Em qual proporção se aferiria a participação da CEF nesse caso? O dano seria material? Uma ação que teria como objeto (e não quanto ao valor, mas quanto o mérito discutido) um prêmio de loteria? A incerteza do jogo concretizada em um sorteio pra depois, com uma outra pessoa jurídica respondendo pela negligência de outra - ainda que baste apenas a alegação de causalidade - tanto mais porque agora surgiu a diretriz da proibição do bolão? (ou se falaria que a sua existência, por tolerada na prática, é mais do que sabida e, portanto, permitida?)
Houve um erro humano de uma funcionária da Lotérica e não da Caixa Econômica.
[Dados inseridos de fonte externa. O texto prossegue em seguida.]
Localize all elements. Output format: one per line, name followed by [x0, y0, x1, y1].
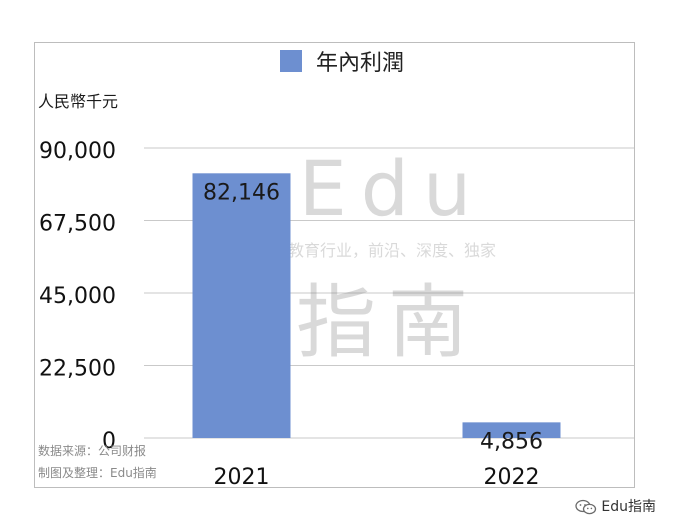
bars	[192, 173, 561, 439]
y-tick-label: 67,500	[39, 212, 116, 237]
x-tick-label: 2021	[214, 465, 270, 490]
y-tick-label: 45,000	[39, 284, 116, 309]
chart-frame	[34, 42, 635, 488]
watermark-name: 指南	[296, 276, 480, 369]
source-note-line2: 制图及整理：Edu指南	[38, 465, 157, 480]
y-tick-labels: 0 22,500 45,000 67,500 90,000	[39, 139, 116, 454]
x-tick-label: 2022	[484, 465, 540, 490]
y-tick-label: 0	[102, 429, 116, 454]
data-label: 82,146	[203, 180, 280, 205]
y-tick-label: 90,000	[39, 139, 116, 164]
bar	[462, 422, 561, 438]
legend: 年內利潤	[280, 50, 404, 76]
x-tick-labels: 2021 2022	[214, 465, 540, 490]
y-axis-title: 人民幣千元	[38, 92, 118, 111]
source-note-line1: 数据来源：公司财报	[38, 443, 146, 458]
footer-brand-label: Edu指南	[601, 499, 656, 515]
wechat-icon	[575, 499, 597, 515]
footer-brand: Edu指南	[575, 496, 656, 516]
watermark-brand: Edu	[299, 144, 485, 233]
watermark: Edu 教育行业，前沿、深度、独家 指南	[288, 144, 496, 369]
y-tick-label: 22,500	[39, 357, 116, 382]
bar	[192, 173, 291, 439]
data-labels: 82,146 4,856	[203, 180, 543, 454]
watermark-slogan: 教育行业，前沿、深度、独家	[288, 241, 496, 260]
legend-swatch	[280, 50, 302, 72]
legend-label: 年內利潤	[316, 51, 404, 76]
data-label: 4,856	[480, 429, 543, 454]
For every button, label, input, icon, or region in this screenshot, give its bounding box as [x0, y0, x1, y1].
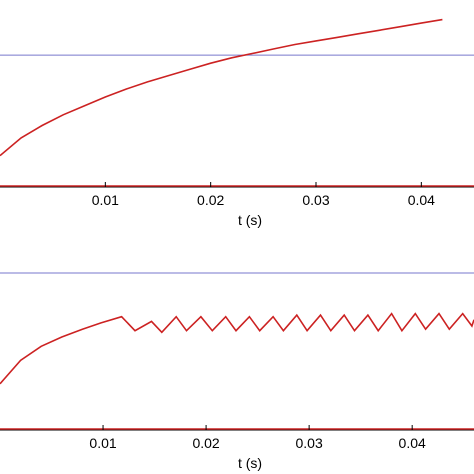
- bottom-series-line-0: [0, 312, 474, 385]
- bottom-x-tick-label-1: 0.02: [192, 435, 219, 451]
- bottom-x-ticks: 0.01 0.02 0.03 0.04: [89, 425, 426, 451]
- bottom-x-tick-label-0: 0.01: [89, 435, 116, 451]
- top-series-group: [0, 18, 443, 157]
- bottom-x-tick-label-2: 0.03: [296, 435, 323, 451]
- top-x-tick-label-1: 0.02: [197, 192, 224, 208]
- bottom-x-tick-label-3: 0.04: [399, 435, 426, 451]
- top-series-line-0: [0, 18, 443, 157]
- top-x-tick-label-0: 0.01: [92, 192, 119, 208]
- bottom-x-axis-label: t (s): [238, 455, 262, 471]
- top-x-ticks: 0.01 0.02 0.03 0.04: [92, 182, 435, 208]
- top-x-axis-label: t (s): [238, 212, 262, 228]
- top-x-tick-label-2: 0.03: [302, 192, 329, 208]
- top-plot-panel: 0.01 0.02 0.03 0.04 t (s): [0, 18, 474, 228]
- bottom-reference-lines: [0, 272, 474, 430]
- top-reference-lines: [0, 54, 474, 187]
- top-x-tick-label-3: 0.04: [408, 192, 435, 208]
- bottom-series-group: [0, 312, 474, 385]
- bottom-plot-panel: 0.01 0.02 0.03 0.04 t (s): [0, 272, 474, 471]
Mas ao mesmo tempo, confesso que enxergo a possbilidade da discussão meritória nos exatos termos em que você propõe no texto e, se me ocorresse alguém com a intenção de o fazê-lo, eu faria...
Mas vejo que a jurisdição poderia, tranquilamente, caminhar para ambos os lados.
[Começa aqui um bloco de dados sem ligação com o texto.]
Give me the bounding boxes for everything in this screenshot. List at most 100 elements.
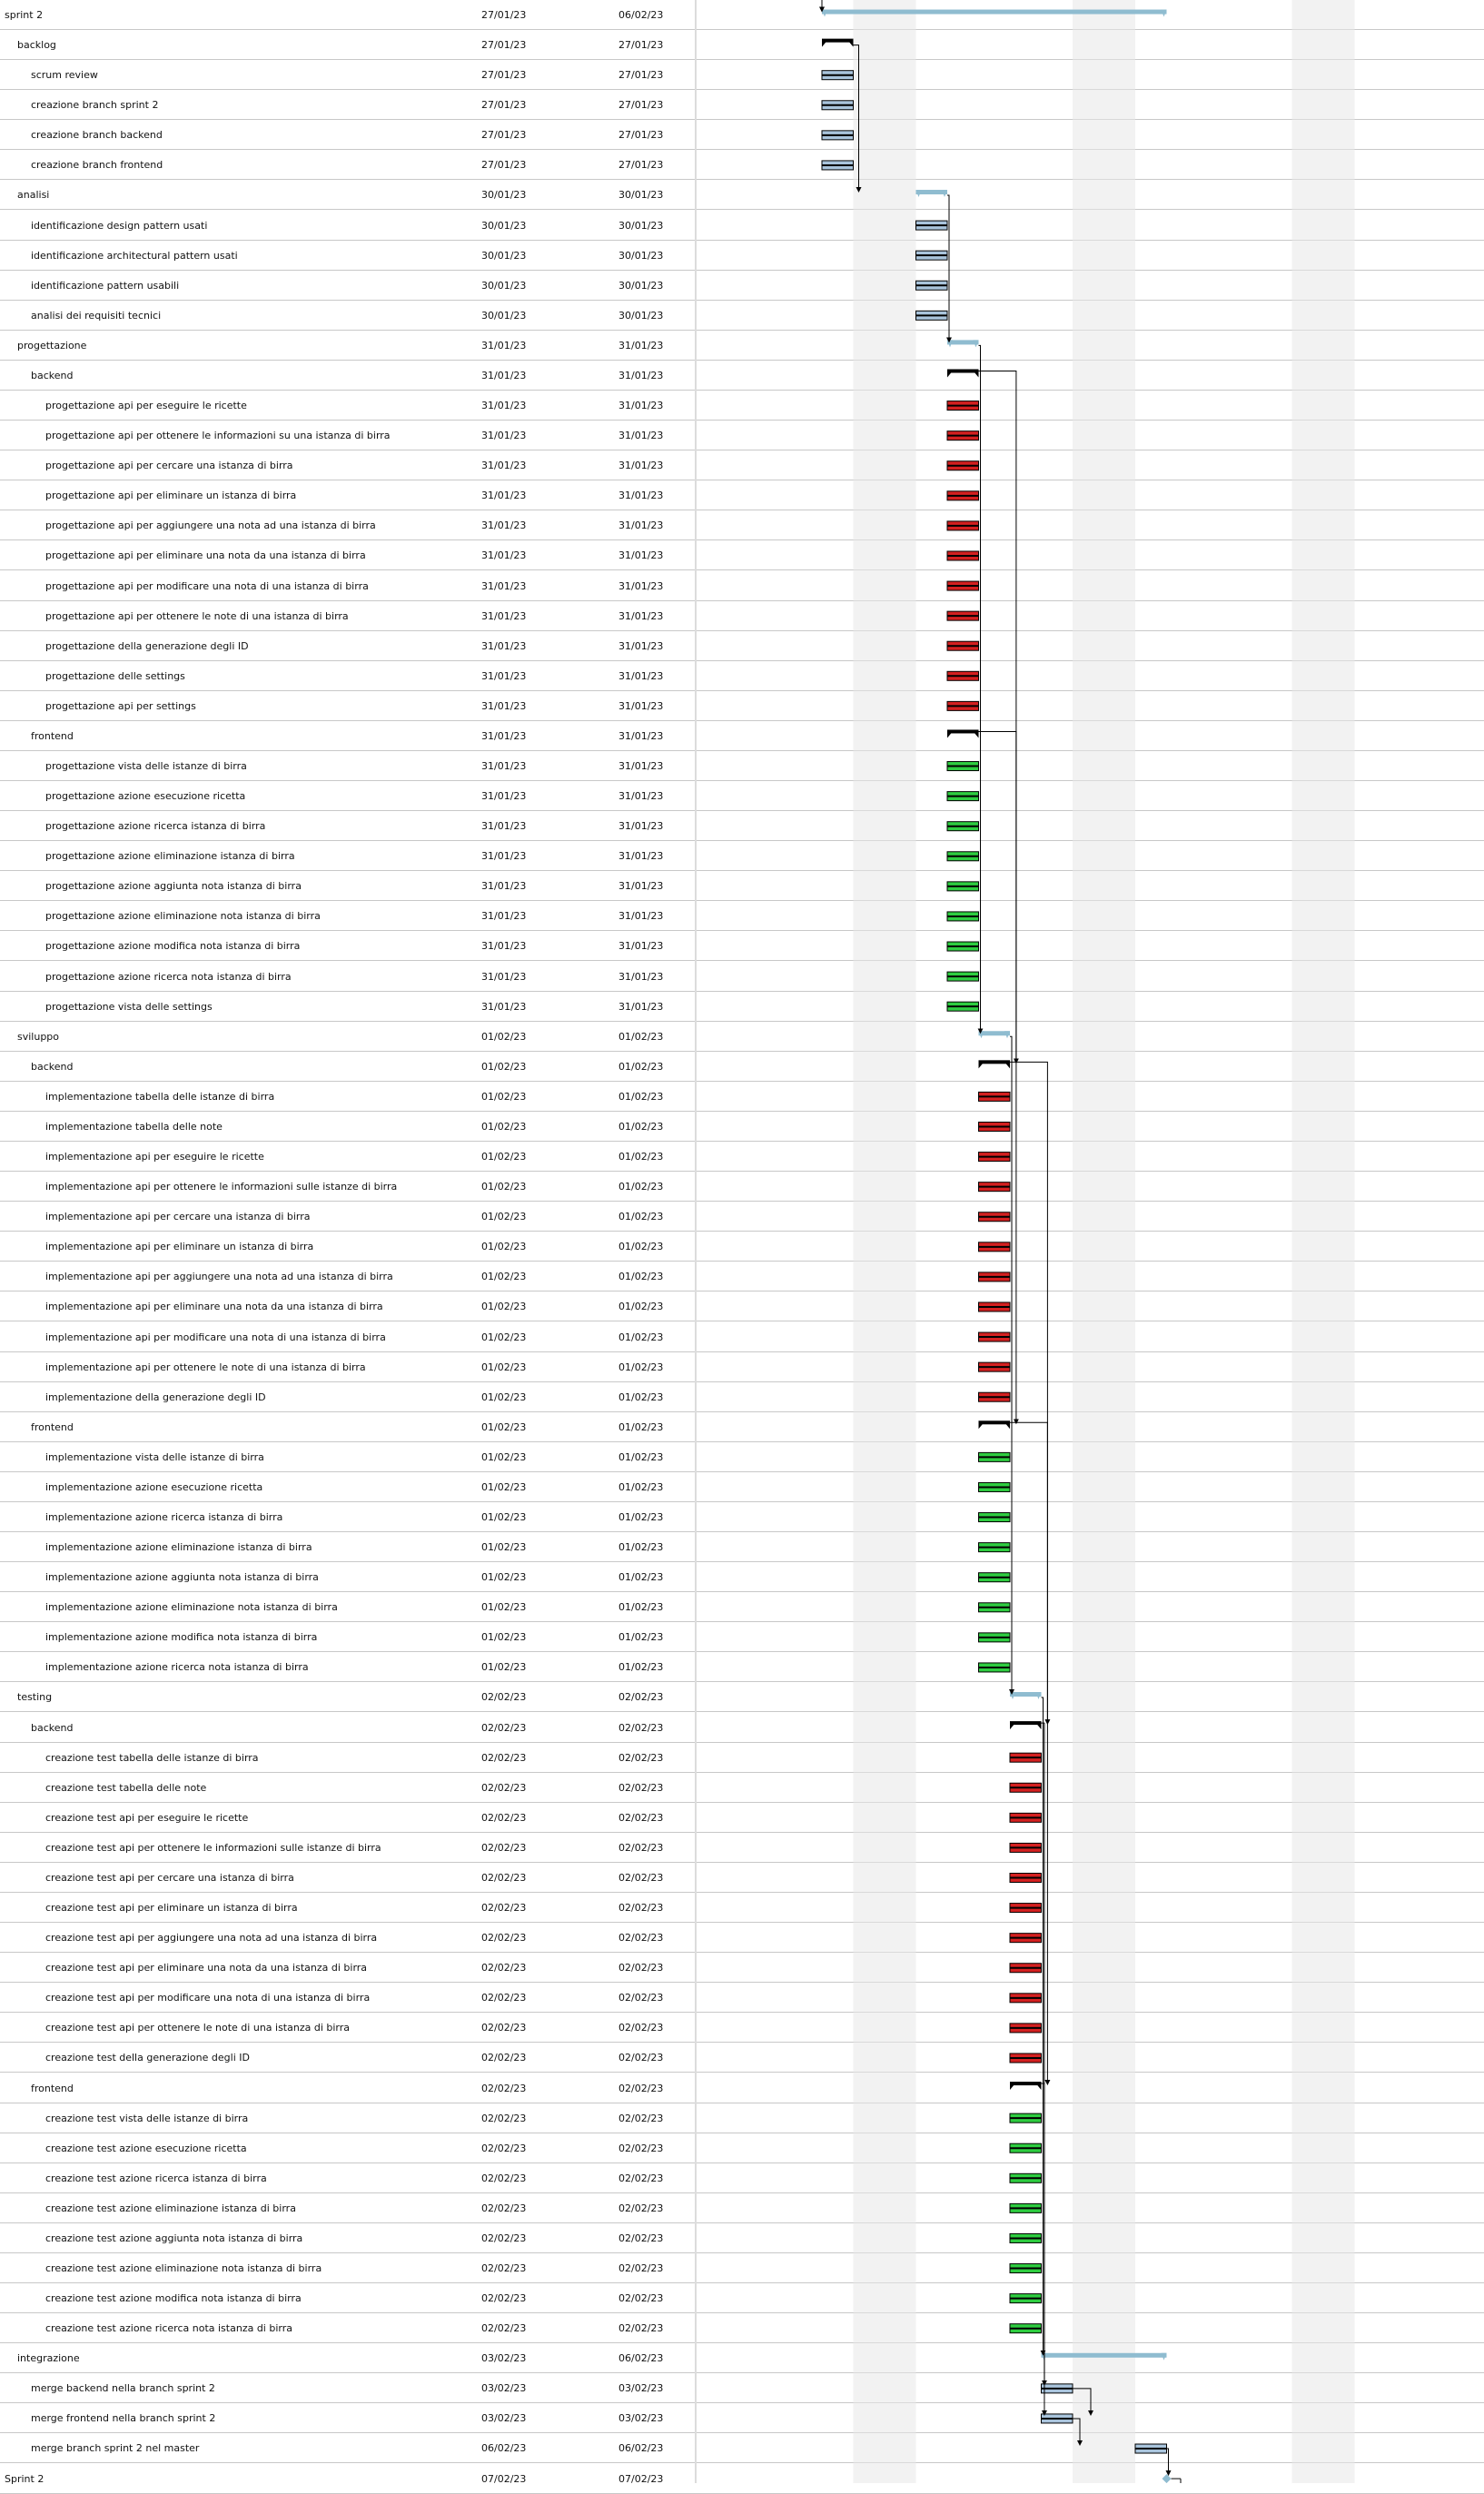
task-row[interactable]: implementazione azione ricerca nota ista…: [0, 1652, 1484, 1683]
task-row[interactable]: creazione test tabella delle note 02/02/2…: [0, 1773, 1484, 1803]
task-start-date: 02/02/23: [481, 1691, 527, 1704]
task-row[interactable]: creazione test api per modificare una no…: [0, 1983, 1484, 2014]
task-row[interactable]: implementazione azione modifica nota ist…: [0, 1622, 1484, 1653]
task-row[interactable]: backlog 27/01/23 27/01/23: [0, 30, 1484, 61]
task-row[interactable]: creazione branch backend 27/01/23 27/01/23: [0, 120, 1484, 151]
task-row[interactable]: creazione test azione ricerca nota istan…: [0, 2313, 1484, 2344]
task-row[interactable]: creazione test tabella delle istanze di …: [0, 1743, 1484, 1773]
task-row[interactable]: implementazione api per eliminare una no…: [0, 1292, 1484, 1322]
task-row[interactable]: creazione branch sprint 2 27/01/23 27/01/2…: [0, 90, 1484, 121]
task-row[interactable]: frontend 31/01/23 31/01/23: [0, 721, 1484, 751]
task-row[interactable]: progettazione azione modifica nota istan…: [0, 931, 1484, 962]
task-row[interactable]: progettazione azione eliminazione nota i…: [0, 901, 1484, 932]
task-name: implementazione azione aggiunta nota ist…: [45, 1571, 319, 1584]
task-row[interactable]: implementazione della generazione degli …: [0, 1382, 1484, 1412]
task-start-date: 31/01/23: [481, 850, 527, 863]
task-row[interactable]: implementazione api per ottenere le info…: [0, 1172, 1484, 1202]
task-row[interactable]: implementazione azione eliminazione ista…: [0, 1532, 1484, 1563]
task-row[interactable]: implementazione azione aggiunta nota ist…: [0, 1562, 1484, 1593]
task-row[interactable]: creazione test azione aggiunta nota ista…: [0, 2223, 1484, 2253]
task-row[interactable]: progettazione vista delle settings 31/01/…: [0, 992, 1484, 1022]
task-row[interactable]: progettazione api per settings 31/01/23 31…: [0, 691, 1484, 721]
task-row[interactable]: implementazione api per eseguire le rice…: [0, 1142, 1484, 1173]
task-row[interactable]: creazione test azione eliminazione istan…: [0, 2193, 1484, 2223]
task-row[interactable]: backend 31/01/23 31/01/23: [0, 361, 1484, 391]
task-row[interactable]: creazione test api per aggiungere una no…: [0, 1923, 1484, 1954]
task-row[interactable]: progettazione api per ottenere le note d…: [0, 601, 1484, 631]
task-row[interactable]: creazione test azione esecuzione ricetta…: [0, 2133, 1484, 2163]
task-row[interactable]: progettazione della generazione degli ID…: [0, 631, 1484, 661]
task-name: implementazione azione modifica nota ist…: [45, 1631, 318, 1644]
task-row[interactable]: merge backend nella branch sprint 2 03/02…: [0, 2373, 1484, 2404]
task-row[interactable]: creazione branch frontend 27/01/23 27/01/2…: [0, 150, 1484, 181]
task-row[interactable]: creazione test api per eseguire le ricet…: [0, 1803, 1484, 1833]
task-row[interactable]: backend 01/02/23 01/02/23: [0, 1052, 1484, 1082]
task-row[interactable]: progettazione api per eliminare un istan…: [0, 480, 1484, 511]
task-row[interactable]: implementazione api per eliminare un ist…: [0, 1232, 1484, 1262]
task-start-date: 07/02/23: [481, 2472, 527, 2485]
task-row[interactable]: progettazione api per ottenere le inform…: [0, 421, 1484, 451]
task-start-date: 31/01/23: [481, 880, 527, 893]
task-row[interactable]: Sprint 2 07/02/23 07/02/23: [0, 2464, 1484, 2494]
task-row[interactable]: creazione test api per eliminare una not…: [0, 1953, 1484, 1984]
task-row[interactable]: merge frontend nella branch sprint 2 03/0…: [0, 2403, 1484, 2434]
task-start-date: 01/02/23: [481, 1241, 527, 1253]
task-row[interactable]: merge branch sprint 2 nel master 06/02/23…: [0, 2433, 1484, 2464]
task-row[interactable]: creazione test api per ottenere le infor…: [0, 1833, 1484, 1863]
task-row[interactable]: creazione test api per ottenere le note …: [0, 2013, 1484, 2044]
task-row[interactable]: progettazione azione eliminazione istanz…: [0, 841, 1484, 872]
task-row[interactable]: creazione test azione ricerca istanza di…: [0, 2163, 1484, 2193]
task-row[interactable]: identificazione pattern usabili 30/01/23 3…: [0, 271, 1484, 301]
task-end-date: 01/02/23: [618, 1631, 664, 1644]
task-row[interactable]: sviluppo 01/02/23 01/02/23: [0, 1022, 1484, 1052]
task-row[interactable]: creazione test api per cercare una istan…: [0, 1863, 1484, 1893]
task-row[interactable]: creazione test azione eliminazione nota …: [0, 2253, 1484, 2283]
task-row[interactable]: frontend 02/02/23 02/02/23: [0, 2073, 1484, 2103]
task-end-date: 06/02/23: [618, 2442, 664, 2455]
task-row[interactable]: backend 02/02/23 02/02/23: [0, 1713, 1484, 1743]
task-row[interactable]: implementazione api per ottenere le note…: [0, 1352, 1484, 1382]
task-row[interactable]: progettazione azione esecuzione ricetta 3…: [0, 781, 1484, 812]
task-name: implementazione tabella delle istanze di…: [45, 1090, 275, 1103]
task-row[interactable]: analisi dei requisiti tecnici 30/01/23 30/…: [0, 301, 1484, 331]
task-row[interactable]: progettazione azione ricerca nota istanz…: [0, 962, 1484, 992]
task-row[interactable]: progettazione api per eseguire le ricett…: [0, 391, 1484, 421]
task-row[interactable]: progettazione api per eliminare una nota…: [0, 540, 1484, 571]
task-start-date: 02/02/23: [481, 1811, 527, 1824]
task-row[interactable]: implementazione api per aggiungere una n…: [0, 1262, 1484, 1292]
task-row[interactable]: sprint 2 27/01/23 06/02/23: [0, 0, 1484, 30]
task-name: implementazione api per cercare una ista…: [45, 1211, 311, 1223]
task-row[interactable]: progettazione azione ricerca istanza di …: [0, 811, 1484, 842]
task-row[interactable]: progettazione vista delle istanze di bir…: [0, 751, 1484, 781]
task-end-date: 31/01/23: [618, 850, 664, 863]
task-row[interactable]: progettazione api per modificare una not…: [0, 571, 1484, 601]
task-row[interactable]: scrum review 27/01/23 27/01/23: [0, 60, 1484, 91]
task-name: backend: [31, 369, 74, 381]
task-row[interactable]: testing 02/02/23 02/02/23: [0, 1682, 1484, 1713]
task-row[interactable]: creazione test azione modifica nota ista…: [0, 2283, 1484, 2314]
task-row[interactable]: progettazione azione aggiunta nota istan…: [0, 871, 1484, 902]
task-row[interactable]: creazione test api per eliminare un ista…: [0, 1893, 1484, 1924]
task-row[interactable]: implementazione tabella delle istanze di…: [0, 1082, 1484, 1112]
task-row[interactable]: implementazione tabella delle note 01/02/…: [0, 1112, 1484, 1142]
task-row[interactable]: creazione test vista delle istanze di bi…: [0, 2103, 1484, 2133]
task-row[interactable]: implementazione azione eliminazione nota…: [0, 1592, 1484, 1623]
task-row[interactable]: progettazione api per cercare una istanz…: [0, 450, 1484, 481]
task-row[interactable]: implementazione api per cercare una ista…: [0, 1202, 1484, 1232]
task-row[interactable]: implementazione azione esecuzione ricett…: [0, 1472, 1484, 1502]
task-row[interactable]: identificazione design pattern usati 30/0…: [0, 211, 1484, 241]
task-row[interactable]: creazione test della generazione degli I…: [0, 2043, 1484, 2073]
task-row[interactable]: progettazione 31/01/23 31/01/23: [0, 331, 1484, 361]
task-row[interactable]: frontend 01/02/23 01/02/23: [0, 1412, 1484, 1442]
task-row[interactable]: progettazione delle settings 31/01/23 31/0…: [0, 661, 1484, 691]
task-row[interactable]: identificazione architectural pattern us…: [0, 241, 1484, 271]
task-row[interactable]: analisi 30/01/23 30/01/23: [0, 180, 1484, 211]
task-start-date: 31/01/23: [481, 430, 527, 442]
task-name: creazione branch backend: [31, 129, 163, 142]
task-row[interactable]: progettazione api per aggiungere una not…: [0, 510, 1484, 541]
task-row[interactable]: implementazione vista delle istanze di b…: [0, 1442, 1484, 1472]
task-row[interactable]: implementazione azione ricerca istanza d…: [0, 1502, 1484, 1532]
task-row[interactable]: integrazione 03/02/23 06/02/23: [0, 2343, 1484, 2374]
task-row[interactable]: implementazione api per modificare una n…: [0, 1322, 1484, 1352]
Mas deve ter sido uma experiência terrível para esses gaúchos
Um boleto de loteria, a meu ver, é uma expectativa de direito. Apenas a premiação é que efetiva o direito. Quem pagou os boletos não tinha direito algum até que o sorteio, por um infeliz acaso, os faria titulares do direito ao prêmio. Mas como a jovem funcionária da lotérica não registrou o jogo, não há que se falar em direito. O jogo não foi feito, logo não há sequer expectativa, muito menos direito.
A Lotérica e a Caixa Econômica são solidárias no polo passivo desta ação. Se a turma do bolão ajuizar uma ação apenas contra a Lotérica, esta chama ao processo a Caixa Econômica, e vão ficar no pingue-pongue até o Supremo, isso pelos próximos dez anos, no mínimo. O dono da casa Lotérica não tem como pagar o prêmio, e a Caixa já deu continuidade aos jogos, e não fala em pagar a um jogo que, pra ela, nunca existiu.
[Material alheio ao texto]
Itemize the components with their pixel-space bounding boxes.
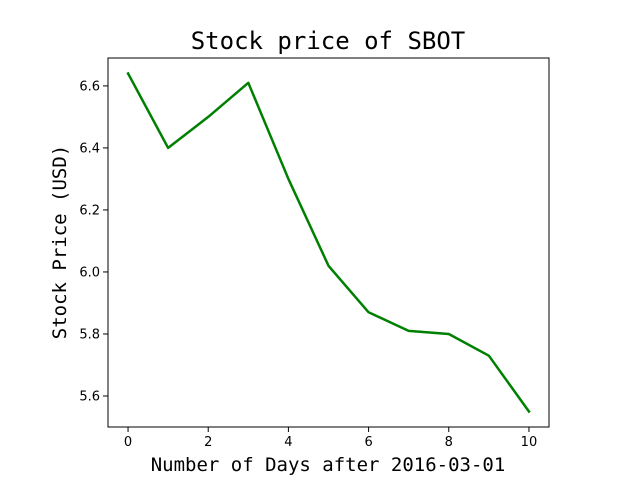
axes-frame (107, 57, 550, 428)
x-tick-label: 10 (521, 435, 538, 450)
y-tick-label: 5.6 (79, 389, 100, 404)
y-tick-label: 6.0 (79, 265, 100, 280)
price-series-line (126, 71, 531, 414)
y-tick-label: 6.2 (79, 203, 100, 218)
y-tick-label: 6.6 (79, 79, 100, 94)
x-tick-label: 2 (204, 435, 212, 450)
chart-title: Stock price of SBOT (191, 27, 466, 55)
x-axis-ticks: 0 2 4 6 8 10 (124, 427, 537, 450)
y-axis-ticks: 5.6 5.8 6.0 6.2 6.4 6.6 (79, 79, 108, 404)
y-axis-label: Stock Price (USD) (49, 145, 71, 339)
plot-area (126, 71, 531, 414)
x-tick-label: 4 (284, 435, 292, 450)
x-tick-label: 0 (124, 435, 132, 450)
x-axis-label: Number of Days after 2016-03-01 (151, 454, 506, 476)
y-tick-label: 6.4 (79, 141, 100, 156)
x-tick-label: 8 (445, 435, 453, 450)
y-tick-label: 5.8 (79, 327, 100, 342)
x-tick-label: 6 (364, 435, 372, 450)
Particularmente, eu acho que a galera do bolão dançou bonito dessa vez.
Caro professor Fabrício, o seu texto é muito bacana e analisa o caso do bolão do Rio Grande do Sul de forma bastante clara. O teor jurídico do texto nos apresenta o norte a ser tomado pelos advogados do grupo de apostadores. Entendo que há responsabilidade da casa lotérica e também da Caixa Econômica. Agora só nos reta aguardar o desfecho desta epopéia lamentável. Parabéns pelo texto e pela crítica sempre sóbria e madura.
William, Laurindo e Thonny, obrigado por deixarem seus comentários aqui. Repeito aqueles que pensam diferente de mim, mas ainda sustento a responsabilidade da Caixa, o que, em princípio, não vejo como ser afastada. Um abraço.
Caro Fabrício,
muito pertinentes suas ponderações. Discuti o caso com alguns alunos e essa foi uma das hipóteses que levantei a respeito do caso. No entanto, não vejo a possibilidade do prêmio ser pago, ou seja, afasto o dano material pelo fato de o jogo não ter sido efetivamente realizado. Mas sustento a possibilidade da condenação da CEF na reparação dos danos morais causados, justamente por ser a lotérica uma extensão da própria caixa.
Abraço.
Este caso me aduz o quanto o direito é parecido com a literatura e o futebol: cabe várias interpretações, é lacônico e uma caixinha de surpresas. É por isso que me sinto em casa. Xô cartesianismo. rsrs Abraços.
Bernardo, eu penso que a pretensão da reparação pelo dano material é perfeitamente cabível, porque, uma entregues os jogos na lotérica, presume-se que eles serão registrados. Só se foi diferente e eu não estou sabendo. Quem fez o jogo já não saiu os bilhetes registrados? Valeu, garotinho. Abraço.
Rômulo, é verdade. Há várias interpretações, mas há também sempre uma mais sensata e razoável. Obrigado pela presença.